BioFire Diagnostics keeps identity in $450M bioMérieux deal

BioFire Diagnostics may have agreed to sell itself to French diagnostics giant bioMérieux for $450 million, but the company plans to keep its name and senior management and continue growing at its Salt Lake City, UT, headquarters.

"They are committed to leaving us the way we are going and supporting us," Eric Gorrell, BioFire's general counsel and head of investor relations, told FierceDiagnostics. "We will become their hub, the center of excellence for molecular biology for the entire bioMérieux family."

BioFire's sale to bioMérieux, announced Sept. 3, caps a heady time for BioFire. Just a little over a year ago, BioFire changed its name from Idaho Technology to better encapsulate its molecular diagnostics focus. Since then, the 20-year-old operation has raised $45 million in debt capital from Athyrium Opportunities Fund to help propel the rollout of its FilmArray diagnostic platform, which has an initial respiratory test designed to screen for 20 viruses and bacteria in an hour. BioFire has major expansion plans for the molecular diagnostics platform, with tests in the pipeline for sepsis, diarrhea, meningitis and pneumonia, and it continues to generate serious industry buzz regarding FilmArray and its game-changing potential. The company has also been on a hiring spree, fueled by a $25 million tax credit from the state of Utah. Employment has jumped from 250 to 500-plus over the last two years. The headcount should reach 610 by year end and grow by another 125 people the following year, Gorrell told FierceDiagnostics.

So why sell after all that investment in product and brand building?

"It takes a lot of muscle to compete with a lot of the bigger players out there," Gorrell tells FierceDiagnostics. "To be able to go public well and raise funds is one thing. To be able to go to private equity and raise debt capital is another thing. But to hit the market really hard with a winning product (i.e., FilmArray), you need significant resources."

Gorrell said that BioFire hired J.P. Morgan about a year ago as its exclusive financial adviser, to help the company determine whether an IPO or a sale to a larger entity as a private company would be the best option. The company got courted by bioMérieux early on, Gorrell said, and it made positive impressions from the start.

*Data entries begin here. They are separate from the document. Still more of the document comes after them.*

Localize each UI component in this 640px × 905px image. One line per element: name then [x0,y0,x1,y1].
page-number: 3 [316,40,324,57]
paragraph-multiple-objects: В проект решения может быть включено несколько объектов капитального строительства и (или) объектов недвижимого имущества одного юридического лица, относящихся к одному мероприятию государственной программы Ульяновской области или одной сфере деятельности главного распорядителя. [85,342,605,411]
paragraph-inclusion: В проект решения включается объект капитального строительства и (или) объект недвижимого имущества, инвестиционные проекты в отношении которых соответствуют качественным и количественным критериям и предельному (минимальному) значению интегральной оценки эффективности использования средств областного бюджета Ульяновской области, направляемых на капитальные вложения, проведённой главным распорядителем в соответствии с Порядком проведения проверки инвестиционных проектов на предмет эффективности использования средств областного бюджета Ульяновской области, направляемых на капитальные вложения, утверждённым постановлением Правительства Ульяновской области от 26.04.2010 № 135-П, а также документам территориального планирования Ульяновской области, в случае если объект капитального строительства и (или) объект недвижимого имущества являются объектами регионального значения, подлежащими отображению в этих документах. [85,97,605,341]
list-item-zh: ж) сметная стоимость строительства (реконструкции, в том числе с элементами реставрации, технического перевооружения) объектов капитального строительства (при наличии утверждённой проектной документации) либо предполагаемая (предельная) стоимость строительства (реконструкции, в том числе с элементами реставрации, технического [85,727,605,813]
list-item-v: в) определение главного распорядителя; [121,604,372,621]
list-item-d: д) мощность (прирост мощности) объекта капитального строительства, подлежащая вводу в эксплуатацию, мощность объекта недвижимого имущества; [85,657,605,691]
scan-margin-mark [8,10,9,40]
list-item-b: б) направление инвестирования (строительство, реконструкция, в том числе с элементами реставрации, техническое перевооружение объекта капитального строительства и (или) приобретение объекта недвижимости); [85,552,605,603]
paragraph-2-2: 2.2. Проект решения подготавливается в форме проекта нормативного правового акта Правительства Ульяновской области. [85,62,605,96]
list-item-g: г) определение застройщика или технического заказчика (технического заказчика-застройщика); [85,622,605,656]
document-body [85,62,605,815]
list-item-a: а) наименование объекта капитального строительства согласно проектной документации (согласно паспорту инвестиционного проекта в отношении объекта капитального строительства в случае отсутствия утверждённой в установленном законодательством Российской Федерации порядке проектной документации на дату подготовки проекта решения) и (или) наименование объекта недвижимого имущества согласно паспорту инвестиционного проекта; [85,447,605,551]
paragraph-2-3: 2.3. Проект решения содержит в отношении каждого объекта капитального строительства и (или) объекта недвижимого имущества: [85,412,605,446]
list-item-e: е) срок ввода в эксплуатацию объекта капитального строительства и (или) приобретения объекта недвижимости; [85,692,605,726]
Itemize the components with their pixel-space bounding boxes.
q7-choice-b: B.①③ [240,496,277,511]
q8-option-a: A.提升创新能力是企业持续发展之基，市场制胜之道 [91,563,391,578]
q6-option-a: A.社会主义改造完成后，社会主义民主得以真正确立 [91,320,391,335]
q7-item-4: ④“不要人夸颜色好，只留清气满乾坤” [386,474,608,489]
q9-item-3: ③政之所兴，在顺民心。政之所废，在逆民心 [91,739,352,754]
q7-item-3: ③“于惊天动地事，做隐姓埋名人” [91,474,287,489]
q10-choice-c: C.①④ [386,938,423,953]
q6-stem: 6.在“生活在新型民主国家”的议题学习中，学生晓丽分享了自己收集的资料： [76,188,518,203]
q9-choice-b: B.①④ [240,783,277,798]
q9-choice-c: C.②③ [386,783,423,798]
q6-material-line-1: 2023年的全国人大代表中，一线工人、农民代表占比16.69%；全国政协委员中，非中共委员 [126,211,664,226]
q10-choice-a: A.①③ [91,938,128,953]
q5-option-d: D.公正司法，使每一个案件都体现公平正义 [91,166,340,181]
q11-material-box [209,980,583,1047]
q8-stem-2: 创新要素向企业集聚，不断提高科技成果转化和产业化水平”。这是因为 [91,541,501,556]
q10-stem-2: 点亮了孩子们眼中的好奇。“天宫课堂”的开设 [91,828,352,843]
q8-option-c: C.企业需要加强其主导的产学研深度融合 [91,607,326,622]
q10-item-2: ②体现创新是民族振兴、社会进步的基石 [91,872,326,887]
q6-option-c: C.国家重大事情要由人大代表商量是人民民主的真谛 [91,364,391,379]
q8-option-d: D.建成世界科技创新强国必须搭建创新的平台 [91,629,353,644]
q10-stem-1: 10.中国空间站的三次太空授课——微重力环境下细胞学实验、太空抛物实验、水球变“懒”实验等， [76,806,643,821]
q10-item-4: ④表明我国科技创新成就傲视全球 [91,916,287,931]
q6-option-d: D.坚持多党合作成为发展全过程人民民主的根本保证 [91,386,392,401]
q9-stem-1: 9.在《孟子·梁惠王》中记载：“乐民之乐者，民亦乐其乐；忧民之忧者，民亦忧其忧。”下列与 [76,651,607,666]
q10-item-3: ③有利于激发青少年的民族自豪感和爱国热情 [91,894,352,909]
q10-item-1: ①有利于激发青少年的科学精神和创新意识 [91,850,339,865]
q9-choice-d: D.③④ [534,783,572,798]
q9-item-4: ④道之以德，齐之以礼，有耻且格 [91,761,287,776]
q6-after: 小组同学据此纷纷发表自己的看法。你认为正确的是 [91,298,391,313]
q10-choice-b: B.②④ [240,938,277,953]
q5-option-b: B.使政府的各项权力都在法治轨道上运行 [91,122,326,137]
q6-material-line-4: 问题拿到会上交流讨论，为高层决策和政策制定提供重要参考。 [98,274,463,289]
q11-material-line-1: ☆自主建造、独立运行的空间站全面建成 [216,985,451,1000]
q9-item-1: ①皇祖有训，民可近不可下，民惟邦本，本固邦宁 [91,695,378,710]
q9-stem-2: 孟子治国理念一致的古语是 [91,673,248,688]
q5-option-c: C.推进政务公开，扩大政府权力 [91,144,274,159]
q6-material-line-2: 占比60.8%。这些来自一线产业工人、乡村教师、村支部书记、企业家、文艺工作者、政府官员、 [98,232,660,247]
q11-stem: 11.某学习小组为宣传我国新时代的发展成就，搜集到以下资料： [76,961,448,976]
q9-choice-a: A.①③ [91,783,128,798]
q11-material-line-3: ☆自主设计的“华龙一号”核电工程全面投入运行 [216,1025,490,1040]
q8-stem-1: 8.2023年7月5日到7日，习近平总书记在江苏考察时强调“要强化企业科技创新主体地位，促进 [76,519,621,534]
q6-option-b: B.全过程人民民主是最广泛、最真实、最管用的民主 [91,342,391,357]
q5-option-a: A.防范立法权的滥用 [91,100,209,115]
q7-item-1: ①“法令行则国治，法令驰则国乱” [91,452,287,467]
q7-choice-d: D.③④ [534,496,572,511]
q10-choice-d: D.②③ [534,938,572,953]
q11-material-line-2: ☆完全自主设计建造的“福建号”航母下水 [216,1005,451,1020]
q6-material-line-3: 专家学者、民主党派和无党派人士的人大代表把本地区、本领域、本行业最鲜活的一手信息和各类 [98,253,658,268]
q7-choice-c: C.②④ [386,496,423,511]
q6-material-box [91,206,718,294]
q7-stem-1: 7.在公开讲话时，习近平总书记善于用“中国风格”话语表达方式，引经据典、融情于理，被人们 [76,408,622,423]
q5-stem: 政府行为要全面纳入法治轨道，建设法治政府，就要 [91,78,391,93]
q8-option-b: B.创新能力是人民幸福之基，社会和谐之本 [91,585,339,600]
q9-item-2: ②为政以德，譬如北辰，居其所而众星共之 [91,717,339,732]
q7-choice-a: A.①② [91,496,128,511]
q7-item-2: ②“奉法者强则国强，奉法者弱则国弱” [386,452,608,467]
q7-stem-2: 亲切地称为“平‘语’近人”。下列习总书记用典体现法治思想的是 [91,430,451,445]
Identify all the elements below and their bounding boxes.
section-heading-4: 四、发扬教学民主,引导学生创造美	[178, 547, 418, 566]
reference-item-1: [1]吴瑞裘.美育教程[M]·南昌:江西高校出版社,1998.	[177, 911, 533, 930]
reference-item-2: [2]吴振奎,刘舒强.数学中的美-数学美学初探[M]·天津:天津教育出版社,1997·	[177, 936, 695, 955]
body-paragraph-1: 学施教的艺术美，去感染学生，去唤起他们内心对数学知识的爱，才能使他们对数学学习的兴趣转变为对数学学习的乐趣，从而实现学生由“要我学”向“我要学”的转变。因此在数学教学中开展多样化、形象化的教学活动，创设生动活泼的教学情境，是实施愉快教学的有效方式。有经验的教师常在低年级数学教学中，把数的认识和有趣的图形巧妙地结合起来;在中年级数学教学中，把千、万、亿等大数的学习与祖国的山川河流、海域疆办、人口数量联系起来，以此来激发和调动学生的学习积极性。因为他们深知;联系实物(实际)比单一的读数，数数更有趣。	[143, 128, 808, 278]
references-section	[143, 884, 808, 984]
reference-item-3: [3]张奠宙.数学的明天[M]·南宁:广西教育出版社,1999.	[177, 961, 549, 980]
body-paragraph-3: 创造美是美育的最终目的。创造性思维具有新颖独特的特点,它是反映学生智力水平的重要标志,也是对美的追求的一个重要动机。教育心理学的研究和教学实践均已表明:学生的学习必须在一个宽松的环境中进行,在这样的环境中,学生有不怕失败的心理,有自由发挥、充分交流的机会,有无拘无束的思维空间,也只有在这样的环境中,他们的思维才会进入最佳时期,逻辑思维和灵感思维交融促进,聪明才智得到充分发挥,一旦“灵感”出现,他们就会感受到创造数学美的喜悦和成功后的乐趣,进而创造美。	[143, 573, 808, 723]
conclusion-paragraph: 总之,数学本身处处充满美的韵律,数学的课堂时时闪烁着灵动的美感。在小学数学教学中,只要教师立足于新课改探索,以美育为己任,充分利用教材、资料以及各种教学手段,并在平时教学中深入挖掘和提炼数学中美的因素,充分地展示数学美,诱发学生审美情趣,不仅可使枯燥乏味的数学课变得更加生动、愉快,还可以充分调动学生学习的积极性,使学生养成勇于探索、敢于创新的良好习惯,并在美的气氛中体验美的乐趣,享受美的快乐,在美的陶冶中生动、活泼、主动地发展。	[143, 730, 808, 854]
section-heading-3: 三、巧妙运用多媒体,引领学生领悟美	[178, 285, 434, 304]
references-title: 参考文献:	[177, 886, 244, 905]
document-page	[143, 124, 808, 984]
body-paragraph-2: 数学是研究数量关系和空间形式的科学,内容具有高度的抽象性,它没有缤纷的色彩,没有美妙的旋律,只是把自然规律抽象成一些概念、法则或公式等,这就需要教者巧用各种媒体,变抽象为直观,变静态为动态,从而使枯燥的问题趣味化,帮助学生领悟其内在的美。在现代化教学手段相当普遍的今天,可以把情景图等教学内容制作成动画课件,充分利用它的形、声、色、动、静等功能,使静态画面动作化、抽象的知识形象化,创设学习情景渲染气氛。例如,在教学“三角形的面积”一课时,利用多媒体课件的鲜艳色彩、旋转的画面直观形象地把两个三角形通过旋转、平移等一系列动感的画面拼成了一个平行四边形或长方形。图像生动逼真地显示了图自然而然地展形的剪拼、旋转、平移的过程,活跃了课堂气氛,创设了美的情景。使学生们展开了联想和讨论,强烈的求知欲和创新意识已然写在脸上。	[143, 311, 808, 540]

"It became obvious they were a perfect fit," he said. "Their intention is to infuse a lot of capital and grow us in a way that we couldn't bootstrap. They were first to our table and the agreement is very strong." Among the benefits: BioFire can tap into bioMérieux's 500-person global sales force, a big boost over the 15 to 18 people on which the company currently relies.

The deal includes the $450 million purchase price plus BioFire's net financial debt. If all goes well, the sale should close by the end of the current fiscal year or early 2014. And BioFire will keep its identity and then some.

"They have a history with their companies of leaving [them] intact and keeping their entrepreneurial spirit. They think they have that" with BioFire, Gorrell said. "We will be a bioMérieux company."